Beyond Fundamental Building Blocks: Plasticity in Structurally Complex Crystals

TL;DR

This paper investigates how deformation behavior in intermetallic crystals can be predicted based on their fundamental building blocks, revealing complex plasticity mechanisms influenced by local bonding environments.

Contribution

It demonstrates that while elastic properties follow simple rules, plastic deformation in complex intermetallics depends on stacking and bonding, advancing understanding of their mechanical behavior.

Findings

Elastic properties follow a rule of mixtures

Plastic deformation mechanisms are influenced by stacking and bonding

Local bonding environments are crucial for predicting behavior

Abstract

Intermetallics, which encompass a wide range of compounds, often exhibit similar or closely related crystal structures, resulting in various intermetallic systems with structurally derivative phases. This study examines the hypothesis that deformation behavior can be transferred from fundamental building blocks to structurally related phases using the binary samarium-cobalt system. We investigate SmCo$_2$ and SmCo$_5$ as fundamental building blocks and compare them to the structurally related SmCo$_3$ and Sm$_2$Co$_{17}$ phases. Nanoindentation and micropillar compression tests were performed to characterize the primary slip systems, complemented by generalized stacking fault energy calculations via atomic-scale modeling.

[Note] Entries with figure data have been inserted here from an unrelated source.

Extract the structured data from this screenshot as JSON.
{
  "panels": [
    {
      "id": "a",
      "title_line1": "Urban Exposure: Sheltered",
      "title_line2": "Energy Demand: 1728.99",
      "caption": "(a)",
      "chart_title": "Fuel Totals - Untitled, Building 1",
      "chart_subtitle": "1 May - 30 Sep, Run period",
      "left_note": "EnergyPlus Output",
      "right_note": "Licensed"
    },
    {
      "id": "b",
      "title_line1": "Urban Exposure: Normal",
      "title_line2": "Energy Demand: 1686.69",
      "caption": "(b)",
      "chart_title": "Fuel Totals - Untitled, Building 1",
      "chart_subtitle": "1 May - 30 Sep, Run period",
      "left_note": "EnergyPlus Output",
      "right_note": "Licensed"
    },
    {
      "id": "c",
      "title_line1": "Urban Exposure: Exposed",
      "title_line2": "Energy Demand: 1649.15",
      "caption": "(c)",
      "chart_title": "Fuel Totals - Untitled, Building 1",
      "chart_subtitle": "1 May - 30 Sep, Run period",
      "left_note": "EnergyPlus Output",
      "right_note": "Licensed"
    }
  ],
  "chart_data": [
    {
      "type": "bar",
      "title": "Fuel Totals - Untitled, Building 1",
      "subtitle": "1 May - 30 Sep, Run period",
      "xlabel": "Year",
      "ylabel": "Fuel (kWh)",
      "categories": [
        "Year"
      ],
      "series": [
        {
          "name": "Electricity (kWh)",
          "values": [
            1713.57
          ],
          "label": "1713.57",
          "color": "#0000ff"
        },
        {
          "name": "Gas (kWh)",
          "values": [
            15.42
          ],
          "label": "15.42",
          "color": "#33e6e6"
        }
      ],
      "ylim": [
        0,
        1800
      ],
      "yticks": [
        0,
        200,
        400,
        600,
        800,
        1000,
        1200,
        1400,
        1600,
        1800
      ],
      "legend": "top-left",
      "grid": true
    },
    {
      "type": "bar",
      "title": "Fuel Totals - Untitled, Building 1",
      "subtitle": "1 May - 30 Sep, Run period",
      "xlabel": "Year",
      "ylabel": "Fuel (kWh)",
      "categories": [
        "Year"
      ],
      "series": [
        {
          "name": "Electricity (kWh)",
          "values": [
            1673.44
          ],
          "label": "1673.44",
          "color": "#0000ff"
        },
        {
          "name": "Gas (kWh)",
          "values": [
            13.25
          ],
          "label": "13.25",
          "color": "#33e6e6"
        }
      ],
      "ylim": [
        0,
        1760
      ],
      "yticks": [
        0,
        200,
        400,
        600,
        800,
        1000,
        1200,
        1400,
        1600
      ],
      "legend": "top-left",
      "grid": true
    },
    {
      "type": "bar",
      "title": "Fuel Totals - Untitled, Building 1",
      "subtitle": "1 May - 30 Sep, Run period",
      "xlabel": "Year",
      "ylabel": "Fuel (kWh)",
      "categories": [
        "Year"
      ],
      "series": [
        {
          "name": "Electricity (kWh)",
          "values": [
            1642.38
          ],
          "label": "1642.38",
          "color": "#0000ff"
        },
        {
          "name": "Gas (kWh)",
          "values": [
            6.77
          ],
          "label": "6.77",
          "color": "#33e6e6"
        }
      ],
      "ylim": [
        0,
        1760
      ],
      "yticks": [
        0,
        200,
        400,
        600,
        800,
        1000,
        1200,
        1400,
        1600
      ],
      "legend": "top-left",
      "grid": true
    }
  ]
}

Our results show that while elastic properties of the structurally complex phases follow a rule of mixtures, their plastic deformation mechanisms are more intricate, influenced by the stacking and bonding nature within the crystal's building blocks. These findings underscore the importance of local bonding environments in predicting the mechanical behavior of structurally related intermetallics, providing crucial insights for the development of high-performance intermetallic materials.